Saudi Arabia’s first women’s football league has begun, after being postponed because of the coronavirus pandemic.
More than 600 players for 24 teams based in Riyadh, Jeddah and Dammam are competing for a championship cup.
The opening matches on Tuesday evening were not televised, but Saudi media hailed them as another step forward for women’s participation in sport.
It was only in 2018 that women were first allowed to watch football matches in stadiums in the Gulf kingdom.
For many years, the authorities cited cultural norms and religious teachings in denying women the right to participate in sporting activities. Conservative clerics warned that opening sports to them would lead to immorality.

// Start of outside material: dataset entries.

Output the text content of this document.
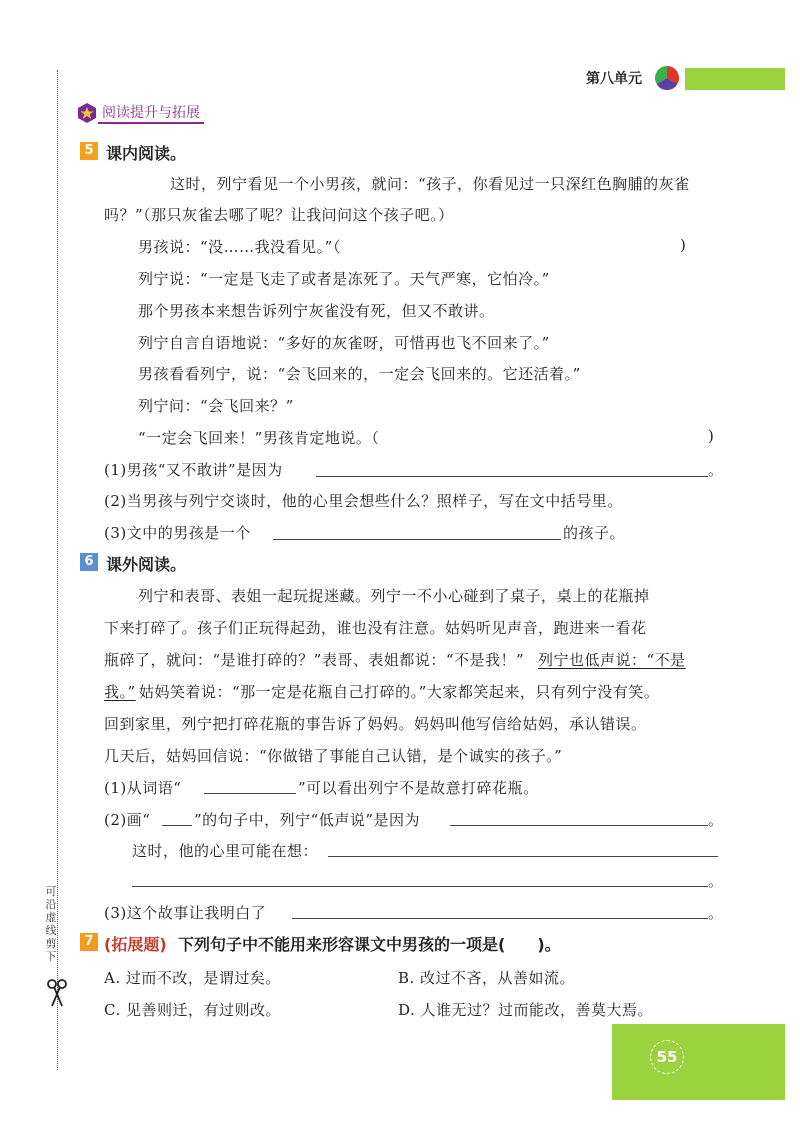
可沿虚线剪下
第八单元
阅读提升与拓展
5 课内阅读。
这时，列宁看见一个小男孩，就问：“孩子，你看见过一只深红色胸脯的灰雀
吗？”（那只灰雀去哪了呢？让我问问这个孩子吧。）
男孩说：“没……我没看见。”（	)
列宁说：“一定是飞走了或者是冻死了。天气严寒，它怕冷。”
那个男孩本来想告诉列宁灰雀没有死，但又不敢讲。
列宁自言自语地说：“多好的灰雀呀，可惜再也飞不回来了。”
男孩看看列宁，说：“会飞回来的，一定会飞回来的。它还活着。”
列宁问：“会飞回来？”
“一定会飞回来！”男孩肯定地说。（	)
(1)男孩“又不敢讲”是因为	。
(2)当男孩与列宁交谈时，他的心里会想些什么？照样子，写在文中括号里。
(3)文中的男孩是一个	的孩子。
6 课外阅读。
列宁和表哥、表姐一起玩捉迷藏。列宁一不小心碰到了桌子，桌上的花瓶掉
下来打碎了。孩子们正玩得起劲，谁也没有注意。姑妈听见声音，跑进来一看花
瓶碎了，就问：“是谁打碎的？”表哥、表姐都说：“不是我！” 列宁也低声说：“不是
我。” 姑妈笑着说：“那一定是花瓶自己打碎的。”大家都笑起来，只有列宁没有笑。
回到家里，列宁把打碎花瓶的事告诉了妈妈。妈妈叫他写信给姑妈，承认错误。
几天后，姑妈回信说：“你做错了事能自己认错，是个诚实的孩子。”
(1)从词语“	”可以看出列宁不是故意打碎花瓶。
(2)画“	”的句子中，列宁“低声说”是因为	。
这时，他的心里可能在想：
。
(3)这个故事让我明白了	。
7 (拓展题) 下列句子中不能用来形容课文中男孩的一项是(　　)。
A. 过而不改，是谓过矣。	B. 改过不吝，从善如流。
C. 见善则迁，有过则改。	D. 人谁无过？过而能改，善莫大焉。
55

Seven matches took place in the capital Riyadh and the Red Sea city of Jeddah on the opening day of the Saudi Women’s Football League (WFL), which had been due to kick off in March.
The results included an 11-0 win for Tigers over Jeddah Challenge, and a 10-1 victory for Al Riyadh United over Najd Al Riyady.
The teams will compete in their respective cities before participating in the final nationwide championship stage, where the championship cup will be awarded. The total prize fund is 500,000 Saudi riyals ($133,000; £100,000).
The government-run Saudi Sports for All Federation (SFA) said that through the WFL it was striving “to empower women and to encourage them to become active and to participate in sports at the community level”.
Abdullah Alyami, a Saudi football coach and sports journalist, told Arab News before Tuesday’s matches that it was a “very happy day for all athletes, be they male or female”.
“Based on what we’ve seen, and how beloved the sport of football is all over the kingdom, I believe we will see many more of our sisters getting involved in professional sports,” he said.
Najla Ahmed, a 16-year-old from Riyadh who plays football for her school, told the newspaper that she would try out for a local team in 2021.
“I’ll be 17, and therefore eligible, and I would love to see anyone try and stop me.”
The first international women’s golf tournament also took place in Saudi Arabia this week.
However, critics of the Saudi government dismissed such events as “sportswashing” – designed to cover up the country’s poor human rights record, including the continued detention of several women activists who had campaigned for reforms.
“Saudi citizens and residents should enjoy top-notch entertainment and sporting events, but they also should enjoy basic rights such as free expression and peaceful assembly,” Michael Page, deputy Middle East director at Human Rights Watch, said earlier this week.